Tuesday, March 10, 2020
Ink-Slinger Profiles by Alex Jay: Bill Sakren
According to a 1954 passenger list, Sakren became a naturalized citizen in May 1914 in New York City.
The 1915 New York state census recorded the Sakrens in Brooklyn at 1565 Park Place. The 1920 census had the house number 1567. Sakren was in college.
The Morning Herald (Hagerstown, Maryland), November 11, 1959, said Sakren was “a graduate of Pratt Institute in New York and the Julian and Collarassie Academies in Paris.”
In the 1925 New York state census Sakren, an artist, continued to live with his parents whose address was 180 Lott Street in Brooklyn. Sometime after the census Sakren went to Paris to continue his art studies.
A 1927 issue of Town & Country mentioned an “exhibition of paintings by William Sakren, February 23–March 7.” On November 15, 1927 he returned aboard the S.S. Olympic to New York City. While in Paris he met aspiring artist Roy R. Neuberger. Neuberger became a financier and collected art including work by Sakren which was catalogued in The Neuberger Collection: An American Collection; Paintings, Drawings, and Sculpture (1968).
William SakrenSakren was not yet been found in the 1930 census.
An acquaintance whom Mr. Neuberger met in Paris in 1927, Sakren is a commercial artist who has created the cartoon character Mortimer Mudd. He presently lives in Connecticut.
American Newspaper Comics (2012) said Sakren created Mortimer Mum for the George Matthew Adams Service. The strip ran from April 15, 1935 to September 10, 1938. Sakren and his strip were mentioned in the New Orleans Item (Louisiana), March 23, 1936.
A cartoonist and a newspaper publisher were among the passengers aboard the S.S. Atlantida of the Standard Fruit company which docked at the Desire street wharf this morning. Will Sakren of New York City is the creator of mortimer Mum, a syndicated feature. he plans to stay at the Monteleone hotel. …Sakren traveled to Europe again. He returned from Le Havre, France and arrived in New York City on September 25, 1937.
On February 27, 1940 Sakren departed Puerto Barrios, Guatemala. His ship the S.S. Carrillo arrived in Philadelphia on March 4. He returned in time for the 1940 census enumeration. Sakren’s residence was 404 East 55th Street in Manhattan, New York City; the address was the same in 1935. He was a self-employed artist.
Sakren signed his World War II draft card on February 16, 1942. The address and occupation were the same. His description was five feet four inches, 150 pounds with brown eyes and black hair.
The Connecticut, Divorce Index, at Ancestry.com, said Sakren married Marjorie [Rosay] in April 1946 in Connecticut.

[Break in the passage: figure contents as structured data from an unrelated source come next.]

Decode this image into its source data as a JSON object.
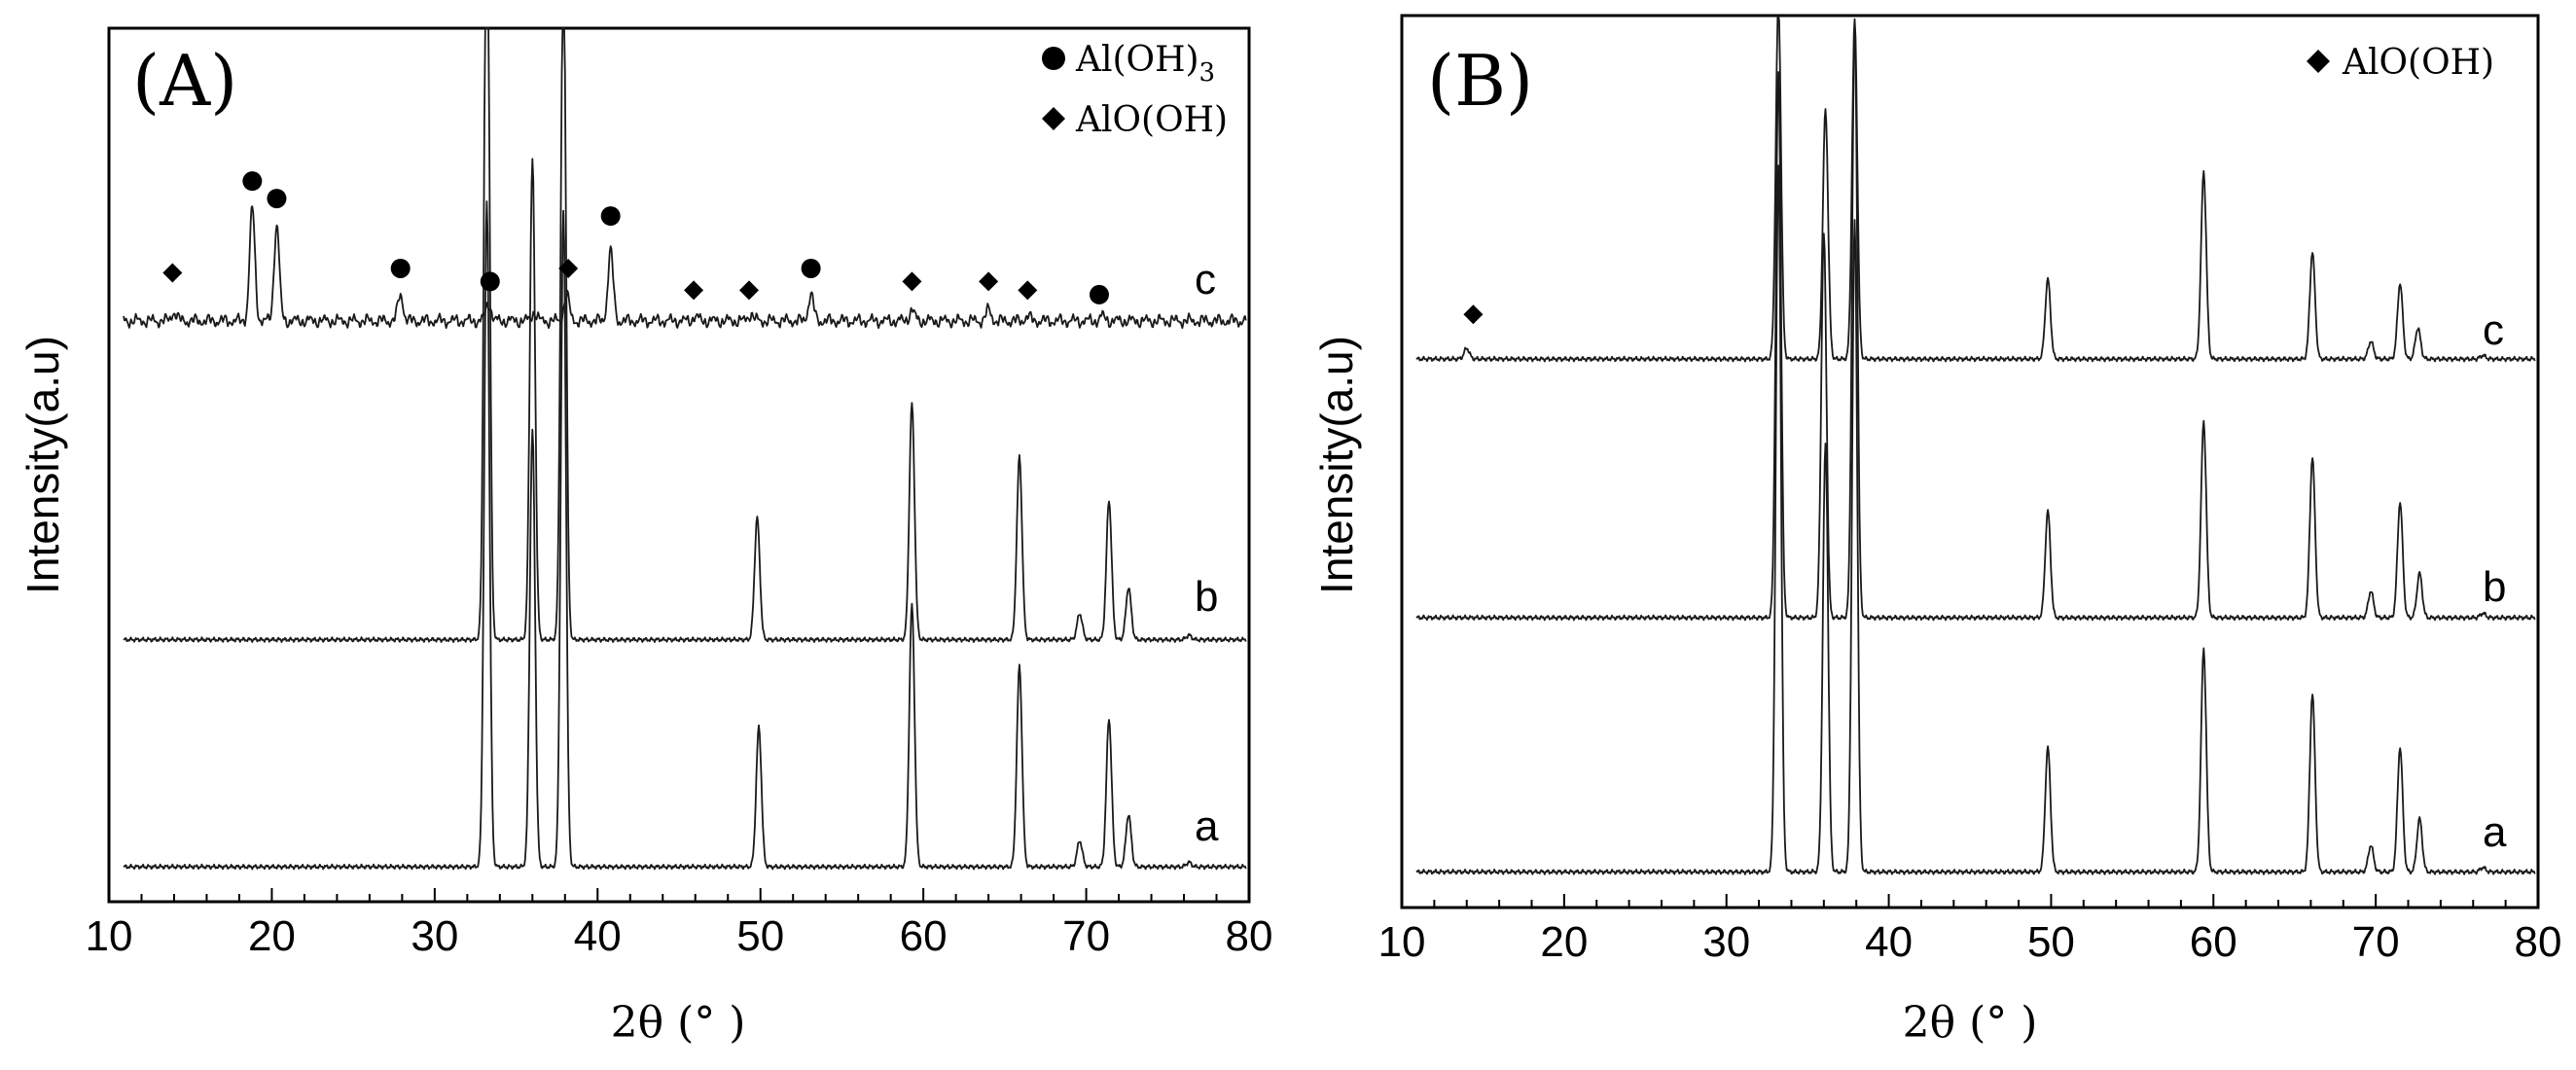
{
  "chart_data": [
    {
      "panel": "(A)",
      "type": "line",
      "title": "",
      "xlabel": "2θ (° )",
      "ylabel": "Intensity(a.u)",
      "xlim": [
        10,
        80
      ],
      "x_ticks": [
        10,
        20,
        30,
        40,
        50,
        60,
        70,
        80
      ],
      "legend": [
        {
          "marker": "circle",
          "label": "Al(OH)",
          "subscript": "3"
        },
        {
          "marker": "diamond",
          "label": "AlO(OH)"
        }
      ],
      "legend_position": "top-right",
      "series": [
        {
          "name": "a",
          "baseline": 0.04,
          "peaks": [
            [
              33.2,
              0.76
            ],
            [
              36.0,
              0.5
            ],
            [
              37.9,
              0.75
            ],
            [
              49.9,
              0.16
            ],
            [
              59.3,
              0.3
            ],
            [
              65.9,
              0.23
            ],
            [
              69.6,
              0.03
            ],
            [
              71.4,
              0.17
            ],
            [
              72.6,
              0.06
            ],
            [
              76.3,
              0.005
            ]
          ]
        },
        {
          "name": "b",
          "baseline": 0.3,
          "peaks": [
            [
              33.2,
              0.92
            ],
            [
              36.0,
              0.55
            ],
            [
              37.9,
              0.79
            ],
            [
              49.8,
              0.14
            ],
            [
              59.3,
              0.27
            ],
            [
              65.9,
              0.21
            ],
            [
              69.6,
              0.03
            ],
            [
              71.4,
              0.16
            ],
            [
              72.6,
              0.06
            ],
            [
              76.3,
              0.005
            ]
          ]
        },
        {
          "name": "c",
          "baseline": 0.665,
          "peaks": [
            [
              14.0,
              0.01
            ],
            [
              18.8,
              0.13
            ],
            [
              20.3,
              0.11
            ],
            [
              27.9,
              0.03
            ],
            [
              33.3,
              0.02
            ],
            [
              36.1,
              0.01
            ],
            [
              38.1,
              0.03
            ],
            [
              40.8,
              0.08
            ],
            [
              46.0,
              0.005
            ],
            [
              49.4,
              0.008
            ],
            [
              53.1,
              0.03
            ],
            [
              59.3,
              0.012
            ],
            [
              64.0,
              0.012
            ],
            [
              66.4,
              0.005
            ],
            [
              71.0,
              0.005
            ]
          ]
        }
      ],
      "markers": [
        {
          "shape": "diamond",
          "x": 13.9,
          "y": 0.72
        },
        {
          "shape": "circle",
          "x": 18.8,
          "y": 0.825
        },
        {
          "shape": "circle",
          "x": 20.3,
          "y": 0.805
        },
        {
          "shape": "circle",
          "x": 27.9,
          "y": 0.725
        },
        {
          "shape": "circle",
          "x": 33.4,
          "y": 0.71
        },
        {
          "shape": "diamond",
          "x": 38.2,
          "y": 0.725
        },
        {
          "shape": "circle",
          "x": 40.8,
          "y": 0.785
        },
        {
          "shape": "diamond",
          "x": 45.9,
          "y": 0.7
        },
        {
          "shape": "diamond",
          "x": 49.3,
          "y": 0.7
        },
        {
          "shape": "circle",
          "x": 53.1,
          "y": 0.725
        },
        {
          "shape": "diamond",
          "x": 59.3,
          "y": 0.71
        },
        {
          "shape": "diamond",
          "x": 64.0,
          "y": 0.71
        },
        {
          "shape": "diamond",
          "x": 66.4,
          "y": 0.7
        },
        {
          "shape": "circle",
          "x": 70.8,
          "y": 0.695
        }
      ]
    },
    {
      "panel": "(B)",
      "type": "line",
      "title": "",
      "xlabel": "2θ (° )",
      "ylabel": "Intensity(a.u)",
      "xlim": [
        10,
        80
      ],
      "x_ticks": [
        10,
        20,
        30,
        40,
        50,
        60,
        70,
        80
      ],
      "legend": [
        {
          "marker": "diamond",
          "label": "AlO(OH)"
        }
      ],
      "legend_position": "top-right",
      "series": [
        {
          "name": "a",
          "baseline": 0.04,
          "peaks": [
            [
              33.2,
              0.79
            ],
            [
              36.1,
              0.48
            ],
            [
              37.9,
              0.73
            ],
            [
              49.8,
              0.14
            ],
            [
              59.4,
              0.25
            ],
            [
              66.1,
              0.2
            ],
            [
              69.7,
              0.03
            ],
            [
              71.5,
              0.14
            ],
            [
              72.7,
              0.06
            ],
            [
              76.6,
              0.005
            ]
          ]
        },
        {
          "name": "b",
          "baseline": 0.325,
          "peaks": [
            [
              33.2,
              0.61
            ],
            [
              36.0,
              0.43
            ],
            [
              37.9,
              0.665
            ],
            [
              49.8,
              0.12
            ],
            [
              59.4,
              0.22
            ],
            [
              66.1,
              0.18
            ],
            [
              69.7,
              0.03
            ],
            [
              71.5,
              0.13
            ],
            [
              72.7,
              0.05
            ],
            [
              76.6,
              0.005
            ]
          ]
        },
        {
          "name": "c",
          "baseline": 0.615,
          "peaks": [
            [
              14.0,
              0.012
            ],
            [
              33.2,
              0.4
            ],
            [
              36.1,
              0.28
            ],
            [
              37.9,
              0.38
            ],
            [
              49.8,
              0.09
            ],
            [
              59.4,
              0.21
            ],
            [
              66.1,
              0.12
            ],
            [
              69.7,
              0.02
            ],
            [
              71.5,
              0.085
            ],
            [
              72.6,
              0.035
            ],
            [
              76.6,
              0.004
            ]
          ]
        }
      ],
      "markers": [
        {
          "shape": "diamond",
          "x": 14.4,
          "y": 0.665
        }
      ]
    }
  ],
  "trace_labels": [
    "a",
    "b",
    "c"
  ]
}
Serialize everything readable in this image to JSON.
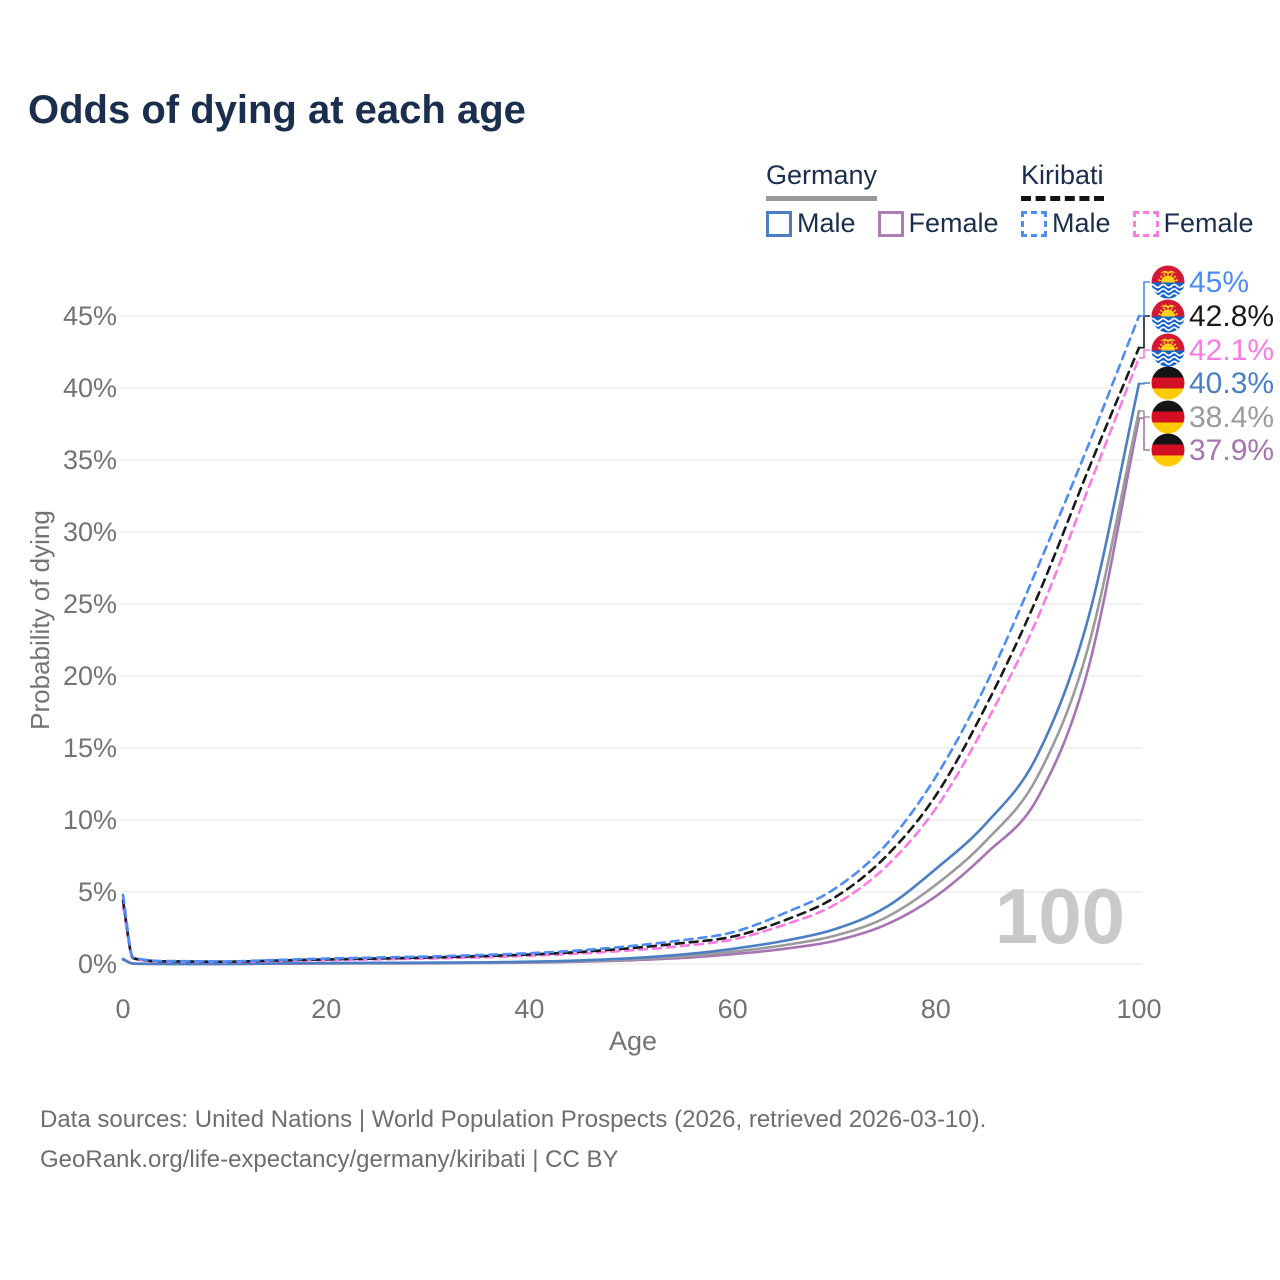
{
  "title": "Odds of dying at each age",
  "legend": {
    "groups": [
      {
        "name": "Germany",
        "line_style": "solid",
        "underline_color": "#9a9a9a",
        "items": [
          {
            "label": "Male",
            "color": "#4b7ec2"
          },
          {
            "label": "Female",
            "color": "#b07ab8"
          }
        ]
      },
      {
        "name": "Kiribati",
        "line_style": "dashed",
        "underline_color": "#141414",
        "items": [
          {
            "label": "Male",
            "color": "#4d8cf5"
          },
          {
            "label": "Female",
            "color": "#fb7be5"
          }
        ]
      }
    ]
  },
  "chart_data": {
    "type": "line",
    "title": "Odds of dying at each age",
    "xlabel": "Age",
    "ylabel": "Probability of dying",
    "xlim": [
      0,
      100
    ],
    "ylim": [
      0,
      45
    ],
    "x_ticks": [
      0,
      20,
      40,
      60,
      80,
      100
    ],
    "y_ticks": [
      "0%",
      "5%",
      "10%",
      "15%",
      "20%",
      "25%",
      "30%",
      "35%",
      "40%",
      "45%"
    ],
    "grid": "horizontal",
    "legend_position": "top-right",
    "watermark": "100",
    "ages": [
      0,
      1,
      5,
      10,
      15,
      20,
      25,
      30,
      35,
      40,
      45,
      50,
      55,
      60,
      65,
      70,
      75,
      80,
      85,
      90,
      95,
      100
    ],
    "series": [
      {
        "name": "Germany Female",
        "country": "germany",
        "sex": "female",
        "color": "#a873b4",
        "dash": false,
        "values": [
          0.3,
          0.02,
          0.01,
          0.01,
          0.02,
          0.03,
          0.04,
          0.05,
          0.07,
          0.1,
          0.16,
          0.26,
          0.42,
          0.68,
          1.05,
          1.6,
          2.7,
          4.7,
          7.7,
          11.5,
          20.5,
          37.9
        ],
        "end_label": "37.9%"
      },
      {
        "name": "Germany Total",
        "country": "germany",
        "sex": "total",
        "color": "#9b9b9b",
        "dash": false,
        "values": [
          0.32,
          0.03,
          0.01,
          0.01,
          0.03,
          0.05,
          0.06,
          0.07,
          0.09,
          0.13,
          0.2,
          0.32,
          0.52,
          0.85,
          1.3,
          1.95,
          3.2,
          5.5,
          8.6,
          13.0,
          22.0,
          38.4
        ],
        "end_label": "38.4%"
      },
      {
        "name": "Germany Male",
        "country": "germany",
        "sex": "male",
        "color": "#4b7ec2",
        "dash": false,
        "values": [
          0.35,
          0.03,
          0.01,
          0.01,
          0.04,
          0.07,
          0.08,
          0.09,
          0.11,
          0.16,
          0.25,
          0.4,
          0.65,
          1.05,
          1.6,
          2.4,
          3.9,
          6.6,
          9.8,
          14.5,
          24.0,
          40.3
        ],
        "end_label": "40.3%"
      },
      {
        "name": "Kiribati Female",
        "country": "kiribati",
        "sex": "female",
        "color": "#fb7be5",
        "dash": true,
        "values": [
          4.0,
          0.36,
          0.16,
          0.14,
          0.2,
          0.27,
          0.32,
          0.38,
          0.46,
          0.57,
          0.73,
          0.95,
          1.25,
          1.7,
          2.7,
          4.1,
          6.7,
          10.8,
          16.8,
          24.0,
          33.0,
          42.1
        ],
        "end_label": "42.1%"
      },
      {
        "name": "Kiribati Total",
        "country": "kiribati",
        "sex": "total",
        "color": "#1a1a1a",
        "dash": true,
        "values": [
          4.4,
          0.4,
          0.18,
          0.16,
          0.24,
          0.32,
          0.38,
          0.45,
          0.54,
          0.66,
          0.84,
          1.1,
          1.45,
          1.9,
          3.0,
          4.6,
          7.4,
          11.7,
          18.0,
          25.5,
          34.3,
          42.8
        ],
        "end_label": "42.8%"
      },
      {
        "name": "Kiribati Male",
        "country": "kiribati",
        "sex": "male",
        "color": "#4d8cf5",
        "dash": true,
        "values": [
          4.8,
          0.45,
          0.2,
          0.18,
          0.28,
          0.38,
          0.45,
          0.52,
          0.62,
          0.75,
          0.95,
          1.25,
          1.65,
          2.2,
          3.5,
          5.2,
          8.2,
          13.0,
          19.5,
          27.5,
          36.0,
          45.0
        ],
        "end_label": "45%"
      }
    ],
    "end_label_order_top_to_bottom": [
      "45%",
      "42.8%",
      "42.1%",
      "40.3%",
      "38.4%",
      "37.9%"
    ]
  },
  "source": {
    "line1": "Data sources: United Nations | World Population Prospects (2026, retrieved 2026-03-10).",
    "line2": "GeoRank.org/life-expectancy/germany/kiribati | CC BY"
  }
}
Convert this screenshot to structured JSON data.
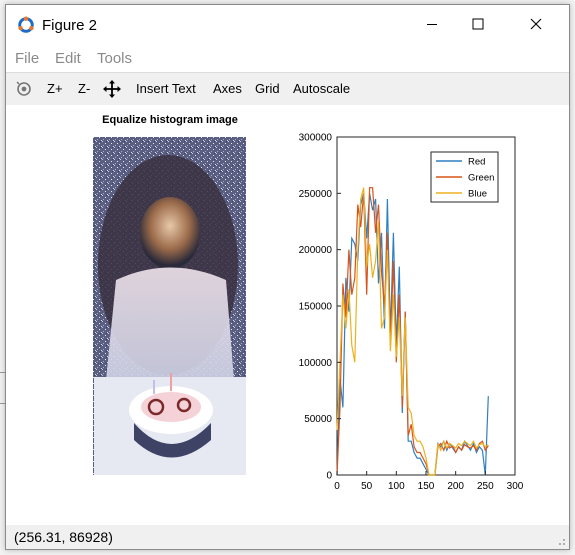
{
  "window": {
    "title": "Figure 2"
  },
  "menu": {
    "items": [
      "File",
      "Edit",
      "Tools"
    ]
  },
  "toolbar": {
    "zoom_in": "Z+",
    "zoom_out": "Z-",
    "insert_text": "Insert Text",
    "axes": "Axes",
    "grid": "Grid",
    "autoscale": "Autoscale"
  },
  "left_panel": {
    "title": "Equalize histogram image"
  },
  "status": {
    "text": "(256.31, 86928)"
  },
  "colors": {
    "red": "#2f7fc1",
    "green": "#d95319",
    "blue": "#edb120",
    "accent": "#e8762c",
    "app_blue": "#1b6cc8"
  },
  "chart_data": {
    "type": "line",
    "title": "",
    "xlabel": "",
    "ylabel": "",
    "xlim": [
      0,
      300
    ],
    "ylim": [
      0,
      300000
    ],
    "xticks": [
      0,
      50,
      100,
      150,
      200,
      250,
      300
    ],
    "yticks": [
      0,
      50000,
      100000,
      150000,
      200000,
      250000,
      300000
    ],
    "legend_position": "top-right",
    "x": [
      0,
      5,
      10,
      15,
      20,
      25,
      30,
      35,
      40,
      45,
      50,
      55,
      60,
      65,
      70,
      75,
      80,
      85,
      90,
      95,
      100,
      105,
      110,
      115,
      120,
      125,
      130,
      135,
      140,
      145,
      150,
      155,
      160,
      165,
      170,
      175,
      180,
      185,
      190,
      195,
      200,
      205,
      210,
      215,
      220,
      225,
      230,
      235,
      240,
      245,
      250,
      255
    ],
    "series": [
      {
        "name": "Red",
        "values": [
          0,
          85000,
          60000,
          175000,
          145000,
          210000,
          205000,
          190000,
          240000,
          250000,
          210000,
          250000,
          235000,
          245000,
          170000,
          215000,
          130000,
          245000,
          125000,
          215000,
          115000,
          185000,
          55000,
          145000,
          30000,
          30000,
          20000,
          15000,
          15000,
          10000,
          5000,
          0,
          0,
          0,
          28000,
          25000,
          30000,
          22000,
          28000,
          24000,
          20000,
          25000,
          22000,
          30000,
          26000,
          22000,
          28000,
          20000,
          25000,
          22000,
          0,
          70000
        ]
      },
      {
        "name": "Green",
        "values": [
          0,
          60000,
          170000,
          140000,
          200000,
          160000,
          175000,
          240000,
          220000,
          250000,
          160000,
          255000,
          255000,
          215000,
          240000,
          180000,
          150000,
          215000,
          115000,
          190000,
          100000,
          160000,
          60000,
          145000,
          35000,
          45000,
          25000,
          20000,
          20000,
          15000,
          10000,
          0,
          0,
          0,
          25000,
          28000,
          22000,
          30000,
          24000,
          26000,
          20000,
          25000,
          22000,
          27000,
          25000,
          24000,
          26000,
          22000,
          28000,
          30000,
          22000,
          26000
        ]
      },
      {
        "name": "Blue",
        "values": [
          40000,
          100000,
          160000,
          130000,
          165000,
          115000,
          100000,
          200000,
          245000,
          255000,
          185000,
          205000,
          175000,
          190000,
          225000,
          130000,
          140000,
          200000,
          110000,
          160000,
          105000,
          140000,
          70000,
          140000,
          60000,
          55000,
          35000,
          30000,
          30000,
          25000,
          15000,
          0,
          0,
          0,
          28000,
          22000,
          30000,
          24000,
          28000,
          26000,
          24000,
          28000,
          26000,
          30000,
          28000,
          26000,
          30000,
          24000,
          27000,
          28000,
          25000,
          27000
        ]
      }
    ]
  }
}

They divorced February 22, 1971.
On October 30, 1954, Sakren, his wife and two sons, Paul and Jared sailed for Plymouth, Great Britain. Their home was Kent Hollow, New Preston, Connecticut. The Sakren family departed Naples, Italy, on February 15, 1955. Eight days later they arrived in New York City.
In the 1950s and 1960s American Newspaper Comics said Sakren created the series It All Depends (1952); Blitz Brothers (1959) also known as Innocent Bystander, The Payoff, and They Never Change (February 26, 1962); Opinion-Wise (1963) which was replaced by Walter (1965).
Sakren also worked at Johnstone and Cushing which produced advertising comics.
The New Yorker magazine published two Sakren cartoons in its January 10, 1977 and May 30, 1977 issues.
Sakren passed away November 13, 1991, in Kent, Connecticut, according to the Connecticut Death Index at Ancestry.com.